Alors qu’on répète à satiété que 80 à 90 % des règles qui régissent la vie des gens proviennent en fait des propositions de la Commission européenne ou de la jurisprudence de la Cour de Justice des Communautés européennes, la plupart des candidats favorables à la construction européenne refusent de laisser apparaître qu’ils ont dans le passé accepté que la marge de manœuvre nationale soit réduite à ce point. D’où ce silence. Qui s’explique d’autant plus que tous ces candidats ont plaidé pour le « oui » lors du débat sur le TCE, il y a deux ans. Et qu’ils ont été désavoués par le peuple.
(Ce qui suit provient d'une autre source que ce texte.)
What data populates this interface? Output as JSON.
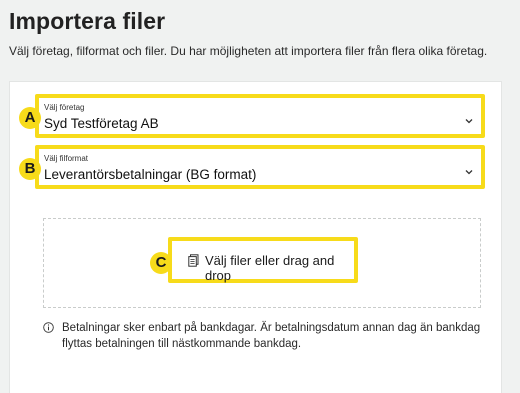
{
  "page": {
    "title": "Importera filer",
    "subtitle": "Välj företag, filformat och filer. Du har möjligheten att importera filer från flera olika företag."
  },
  "markers": {
    "a": "A",
    "b": "B",
    "c": "C"
  },
  "company_select": {
    "label": "Välj företag",
    "value": "Syd Testföretag AB",
    "icon": "chevron-down-icon"
  },
  "format_select": {
    "label": "Välj filformat",
    "value": "Leverantörsbetalningar (BG format)",
    "icon": "chevron-down-icon"
  },
  "upload": {
    "label": "Välj filer eller drag and drop",
    "icon": "file-icon"
  },
  "info": {
    "icon": "info-icon",
    "text": "Betalningar sker enbart på bankdagar. Är betalningsdatum annan dag än bankdag flyttas betalningen till nästkommande bankdag."
  },
  "colors": {
    "highlight": "#f7db1a",
    "background": "#f0f2f1",
    "card": "#ffffff"
  }
}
Plutôt que d’engager un débat de fond sur l’avenir de la France dans l’Europe, ils se contentent d’avancer de vagues propositions à propos d’un nouveau traité, Royal et Sarkozy reprenant, pour l’occasion, les critiques formulées par les adversaires du TCE à l’égard du statut et des missions de la Banque Centrale Européenne.
De « plan B », c’est-à-dire d’un projet global pour l’Europe, il n’est point question chez ceux qui se prétendent les plus européens de la classe. Le « plan B », c’est chez Bové, un des protagonistes du « non » au TCE, qu’on en discute. Mais la candidature de Bové, le seul candidat qui ne soit pas récupéré par le système, est manifestement victime, comme la campagne du « non » le fut en 2005, d’une conspiration du silence de la part de la presse écrite et d’une manipulation de la part des instituts de sondage.
* Le Journal du Mardi, 3 Avril 2007.